La , sul confine Usa-Messico, è stato l’ultimo momento pubblico del Viaggio Apostolico di Papa Francesco: in una città di confine dove si “concentrano migliaia di migranti dell’America Centrale e di altri Paesi, senza dimenticare tanti messicani che pure cercano di passare dall’altra parte“, Bergoglio ha gridato al mondo “mai più morte e sfruttamento!“, mai più uomini e donne carne da macello.
L’intera omelia di Papa Francesco è stata un accorato appello alla conversione: “c’è sempre tempo per cambiare, c’è sempre una via d’uscita e c’è sempre un’opportunità, c’è sempre tempo per implorare la misericordia del Padre“, ha detto il Vescovo di Roma, celebrando la Santa Messa in questo luogo così significativo, dove migliaia di persone muoiono nel tentativo di attraversare il confine per entrare negli Stati Uniti. Al di là della rete di confine tra Messico e Stati Uniti, ad El Paso, molti, assieme ai vescovi statunitensi, hanno partecipato alla Santa Messa.
“E in questo momento desidero anche salutare da qui i nostri cari fratelli e sorelle che ci accompagnano simultaneamente dall’altra parte della frontiera. – che erano ad appena 80 metri dal palco nel quale il Papa celebrava la messa, palco realizzato a ridosso della rete di confine – Grazie all’aiuto della tecnologia, possiamo pregare, cantare e celebrare insieme l’amore misericordioso che il Signore ci dà, e che nessuna frontiera potrà impedirci di condividere. Grazie, fratelli e sorelle di El Paso, perché ci fate sentire una sola famiglia e una stessa comunità cristiana“.
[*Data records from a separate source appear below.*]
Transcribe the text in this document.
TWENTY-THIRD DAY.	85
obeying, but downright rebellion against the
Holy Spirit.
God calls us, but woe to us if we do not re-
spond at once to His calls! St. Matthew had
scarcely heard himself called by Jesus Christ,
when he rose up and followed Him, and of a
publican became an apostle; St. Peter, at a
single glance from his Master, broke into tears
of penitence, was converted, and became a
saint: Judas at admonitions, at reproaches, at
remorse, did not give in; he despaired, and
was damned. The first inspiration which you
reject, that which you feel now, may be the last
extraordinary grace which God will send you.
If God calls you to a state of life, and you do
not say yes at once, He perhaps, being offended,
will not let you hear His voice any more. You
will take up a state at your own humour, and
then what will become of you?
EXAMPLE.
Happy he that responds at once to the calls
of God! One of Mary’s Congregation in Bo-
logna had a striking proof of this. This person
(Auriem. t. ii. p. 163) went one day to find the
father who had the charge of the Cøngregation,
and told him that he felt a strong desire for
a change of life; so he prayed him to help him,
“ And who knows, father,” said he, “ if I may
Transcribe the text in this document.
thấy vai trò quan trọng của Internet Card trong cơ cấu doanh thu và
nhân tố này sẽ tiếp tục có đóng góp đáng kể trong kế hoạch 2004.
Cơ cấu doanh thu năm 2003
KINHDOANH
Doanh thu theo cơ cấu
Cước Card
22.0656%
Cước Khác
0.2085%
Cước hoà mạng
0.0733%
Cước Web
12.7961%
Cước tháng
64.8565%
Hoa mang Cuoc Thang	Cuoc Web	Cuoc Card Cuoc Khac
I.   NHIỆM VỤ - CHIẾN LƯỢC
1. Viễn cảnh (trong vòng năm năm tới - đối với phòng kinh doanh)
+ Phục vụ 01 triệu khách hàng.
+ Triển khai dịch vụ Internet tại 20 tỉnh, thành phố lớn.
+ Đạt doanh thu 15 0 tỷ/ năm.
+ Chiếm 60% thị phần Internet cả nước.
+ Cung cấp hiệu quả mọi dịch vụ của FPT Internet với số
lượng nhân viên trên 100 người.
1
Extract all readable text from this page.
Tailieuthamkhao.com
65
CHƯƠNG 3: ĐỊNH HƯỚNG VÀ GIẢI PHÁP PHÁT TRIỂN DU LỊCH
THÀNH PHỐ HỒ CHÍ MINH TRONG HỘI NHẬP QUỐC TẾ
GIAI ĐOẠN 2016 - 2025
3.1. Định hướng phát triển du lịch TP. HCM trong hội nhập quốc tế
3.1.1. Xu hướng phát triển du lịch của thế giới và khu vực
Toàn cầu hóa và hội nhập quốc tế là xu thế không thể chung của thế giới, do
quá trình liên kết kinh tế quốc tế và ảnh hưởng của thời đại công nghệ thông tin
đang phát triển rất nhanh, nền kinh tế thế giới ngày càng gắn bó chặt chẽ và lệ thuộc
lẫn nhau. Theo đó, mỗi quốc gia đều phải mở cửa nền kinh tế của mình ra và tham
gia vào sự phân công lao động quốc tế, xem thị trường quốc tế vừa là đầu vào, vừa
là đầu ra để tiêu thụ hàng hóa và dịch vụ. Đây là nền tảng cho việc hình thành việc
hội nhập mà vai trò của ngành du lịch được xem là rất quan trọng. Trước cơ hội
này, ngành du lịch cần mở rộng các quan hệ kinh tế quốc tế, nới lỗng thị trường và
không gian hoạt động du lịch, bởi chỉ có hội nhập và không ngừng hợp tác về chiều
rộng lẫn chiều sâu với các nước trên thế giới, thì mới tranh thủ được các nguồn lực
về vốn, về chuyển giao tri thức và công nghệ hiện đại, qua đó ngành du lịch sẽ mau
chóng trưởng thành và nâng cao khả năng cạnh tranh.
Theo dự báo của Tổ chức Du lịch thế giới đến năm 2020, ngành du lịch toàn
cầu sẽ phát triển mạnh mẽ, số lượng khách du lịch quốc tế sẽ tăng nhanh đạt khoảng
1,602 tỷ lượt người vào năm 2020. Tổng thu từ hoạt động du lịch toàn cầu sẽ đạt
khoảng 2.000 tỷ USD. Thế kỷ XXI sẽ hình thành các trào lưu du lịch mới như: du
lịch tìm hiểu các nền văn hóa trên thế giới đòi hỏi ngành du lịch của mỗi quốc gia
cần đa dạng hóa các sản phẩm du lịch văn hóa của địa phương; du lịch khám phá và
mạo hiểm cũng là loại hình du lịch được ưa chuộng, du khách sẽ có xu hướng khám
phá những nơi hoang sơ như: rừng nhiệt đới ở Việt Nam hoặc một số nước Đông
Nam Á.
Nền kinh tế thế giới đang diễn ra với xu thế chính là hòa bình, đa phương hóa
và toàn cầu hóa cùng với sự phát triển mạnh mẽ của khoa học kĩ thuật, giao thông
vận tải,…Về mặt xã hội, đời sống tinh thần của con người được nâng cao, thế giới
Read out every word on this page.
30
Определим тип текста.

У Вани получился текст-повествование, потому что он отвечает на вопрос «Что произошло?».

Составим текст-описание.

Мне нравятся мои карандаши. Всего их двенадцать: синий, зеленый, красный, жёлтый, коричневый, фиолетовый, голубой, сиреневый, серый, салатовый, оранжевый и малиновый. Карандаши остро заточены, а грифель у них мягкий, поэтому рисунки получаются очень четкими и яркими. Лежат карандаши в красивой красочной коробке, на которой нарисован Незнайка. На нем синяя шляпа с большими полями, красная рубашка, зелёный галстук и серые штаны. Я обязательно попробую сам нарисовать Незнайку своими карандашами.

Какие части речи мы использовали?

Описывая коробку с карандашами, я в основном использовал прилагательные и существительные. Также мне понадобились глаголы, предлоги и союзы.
Durante l’omelia il Santo Padre ha chiesto a Dio “il dono della conversione, un “cuore aperto”, e per i tanti che non comprendono il male che generano certe divisioni, ha chiesto il “dono delle lacrime per poter vedere“: “sono le lacrime che possono aprire la strada alla trasformazione – ha detto Francesco – sono le lacrime che possono ammorbidire il cuore, sono le lacrime che possono purificare lo sguardo e aiutare a vedere la spirale di peccato in cui molte volte si sta immersi“.
“Non possiamo negare la crisi umanitaria che negli ultimi anni ha significato la migrazione di migliaia di persone, sia in treno, sia in autostrada, sia anche a piedi attraversando centinaia di chilometri per montagne, deserti, strade inospitali. Questa tragedia umana che la migrazione forzata rappresenta, al giorno d’oggi è un fenomeno globale. – ha detto il Vescodo di Roma invitando così ad una profonda riflessione su questo sistema economico e sociale – Questa crisi, che si può misurare in cifre, noi vogliamo misurarla con nomi, storie, famiglie. Sono fratelli e sorelle che partono spinti dalla povertà e dalla violenza, dal narcotraffico e dal crimine organizzato. A fronte di tanti vuoti legali, si tende una rete che cattura e distrugge sempre i più poveri. Non solo soffrono la povertà, ma devono anche patire tutte queste forme di violenza. Ingiustizia che si radicalizza nei giovani: loro, come carne da macello, sono perseguitati e minacciati quando tentano di uscire dalla spirale della violenza e dall’inferno delle droghe“.
Ma anche in mezzo alle tenebre vi sono sempre dei spiragli di luce: è l’azione “di tante organizzazioni della società civile in favore dei diritti dei migranti;…di tante sorelle religiose, di religiosi e sacerdoti, di laici che si spendono nell’accompagnamento e nella difesa della vita. Danno aiuto in prima linea rischiando molte volte la propria. – ha dunque concluso Papa Francesco – Con la loro vita sono profeti di misericordia, sono il cuore comprensivo e i piedi accompagnatori della Chiesa che apre le sue braccia e sostiene“.